On our way out of Ganges we bought second breakfast and lunch, not being sure what might be available in the villages on Sunday. On the square we found a fresco based on a photo of one of the 24 silk stocking factories that were the speciality of Ganges. In the view of the local historian who wrote the plaque, ‘until 1950 Ganges was the undisputed global capital of the luxury stocking business’. So there, Paris.




Less luxurious was the marchee aux puces set up in the street. Not much silk there though there is an unfeasibly small car with a splendid paint job (and later we see two more from the Little Car Show). 






 
After a short pause for Doris to collect a #virtualsouvenir of a locally handmade flute thingy, and armed with pies and a better sense of the source of Ganges’ prosperity we set off along the D999 toward Vigan. 

Here there is more brocante and vide grenier. Very tempting to buy a kettle for fish, but Sid is already carrying an array of maps, the 2019 Logis Guide and a copy each of Midi Libere and Echappement, his favourite French car maggo. Second breakfast of cafes grand creme and pains aux raisins by the carousel reveals what might be conveyance of the day, and “S” insists that we pick up another stone for his #virtualsouvenir lucky stone collection.

 

We find ourselves in Engineering Land – here is a picture of an aqueduct on top of a road bridge.  Not Roman, much more recent.

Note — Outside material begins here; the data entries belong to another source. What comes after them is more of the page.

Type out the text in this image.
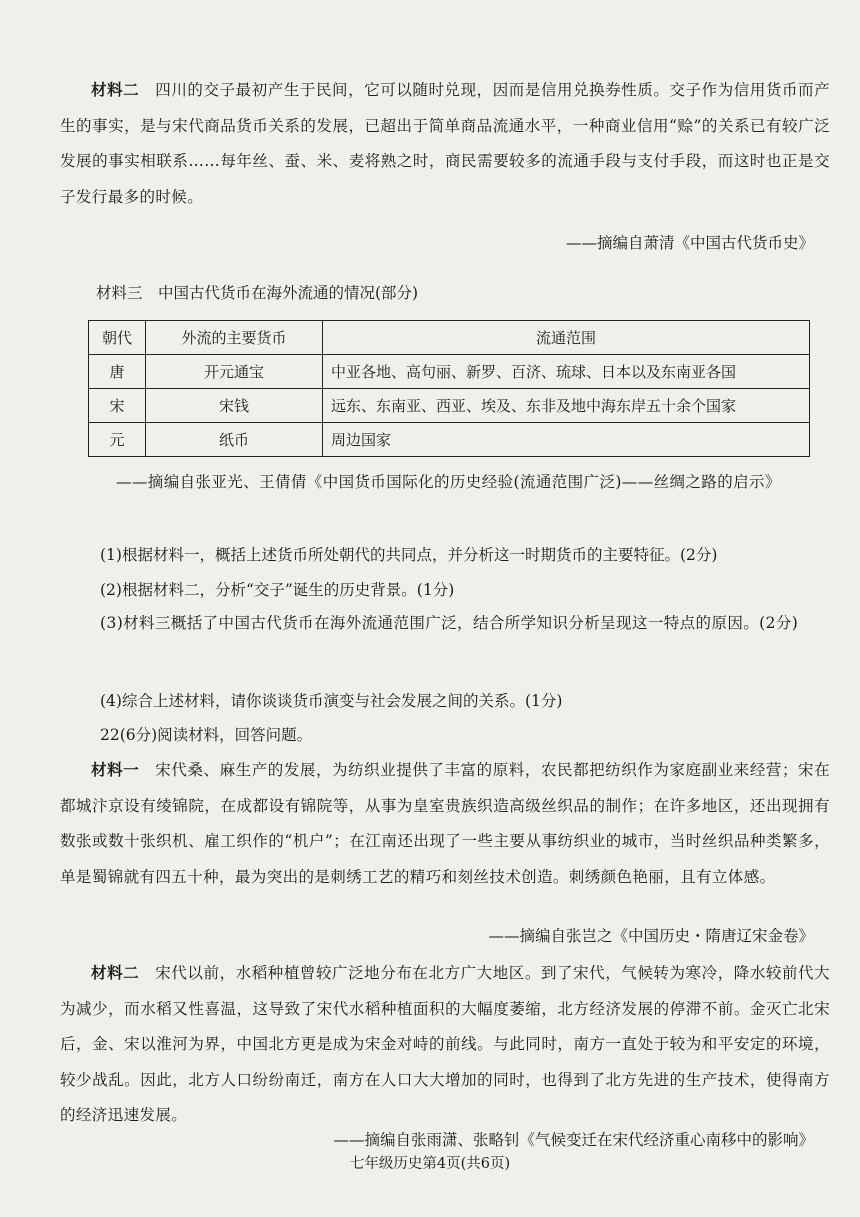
材料二　 四川的交子最初产生于民间，它可以随时兑现，因而是信用兑换券性质。交子作为信用货币而产生的事实，是与宋代商品货币关系的发展，已超出于简单商品流通水平，一种商业信用“赊”的关系已有较广泛发展的事实相联系……每年丝、蚕、米、麦将熟之时，商民需要较多的流通手段与支付手段，而这时也正是交子发行最多的时候。

——摘编自萧清《中国古代货币史》

材料三　中国古代货币在海外流通的情况(部分)
朝代	外流的主要货币	流通范围
唐	开元通宝	中亚各地、高句丽、新罗、百济、琉球、日本以及东南亚各国
宋	宋钱	远东、东南亚、西亚、埃及、东非及地中海东岸五十余个国家
元	纸币	周边国家

——摘编自张亚光、王倩倩《中国货币国际化的历史经验(流通范围广泛)——丝绸之路的启示》

(1)根据材料一，概括上述货币所处朝代的共同点，并分析这一时期货币的主要特征。(2分)

(2)根据材料二，分析“交子”诞生的历史背景。(1分)

(3)材料三概括了中国古代货币在海外流通范围广泛，结合所学知识分析呈现这一特点的原因。(2分)

(4)综合上述材料，请你谈谈货币演变与社会发展之间的关系。(1分)

22(6分)阅读材料，回答问题。

材料一　 宋代桑、麻生产的发展，为纺织业提供了丰富的原料，农民都把纺织作为家庭副业来经营；宋在都城汴京设有绫锦院，在成都设有锦院等，从事为皇室贵族织造高级丝织品的制作；在许多地区，还出现拥有数张或数十张织机、雇工织作的“机户”；在江南还出现了一些主要从事纺织业的城市，当时丝织品种类繁多，单是蜀锦就有四五十种，最为突出的是刺绣工艺的精巧和刻丝技术创造。刺绣颜色艳丽，且有立体感。

——摘编自张岂之《中国历史・隋唐辽宋金卷》

材料二　 宋代以前，水稻种植曾较广泛地分布在北方广大地区。到了宋代，气候转为寒冷，降水较前代大为减少，而水稻又性喜温，这导致了宋代水稻种植面积的大幅度萎缩，北方经济发展的停滞不前。金灭亡北宋后，金、宋以淮河为界，中国北方更是成为宋金对峙的前线。与此同时，南方一直处于较为和平安定的环境，较少战乱。因此，北方人口纷纷南迁，南方在人口大大增加的同时，也得到了北方先进的生产技术，使得南方的经济迅速发展。

——摘编自张雨潇、张略钊《气候变迁在宋代经济重心南移中的影响》

七年级历史第4页(共6页)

We have the fun of following signs to a bike path laid on the railway line. We have tunnels, stone viaducts and Eiffel style steel bridges. Best of all railway engineers do not like their tracks to keep going up and down, they climb carefully with embankments and cuttings. 


The road keeps going up, getting quieter and prettier. We look back to marvel at the height gained. Today is a short day in distance but a longer day in height as we climb up onto the limestone plateau of the Causses. The land here is cut by river valleys and has not made much soil. Farmers still have draille roads over the hills to move goats and sheep from winter to summer pasture, now UNESCO World Heritage protected.

At one point we use a 400 metre road tunnel, nicely lit and with fresh tarmac, to cut off some climb (the old road over the top is available for purists/masochists).There are signs that specifically forbid bicycles from using the tunnel, which Sid and Doris obviously ignore. The Danube tunnels were a bit frightening and this just isn’t. 


We stayed not far from here at Nant when just married, inviting friends to stay a few days at a time. Happy days. Both couples have since parted. Perhaps it was something we said.

As we chug up the hills we see a lot of Dutch cars and very few Brits. Maybe the Euro at near parity has taken its toll. We see many trailer queen bicycles buzzing up the road happily tucked away on their racks. As Sid and Doris pass one layby people applaud. Of course they have to applaud for quite a long time as we are going very slowly.

This is turning out to be National Vide Grenier day. When we stop in Alzon they have one too, and people are taking away things that will surely end up in their attics.








Our lodgings tonight are in Nant-Comberedonde railway station on the old line. It is now called La Gare aux Anes because they have a donkey farm. Does Monterey have donkeys? Conveyance of the day I think.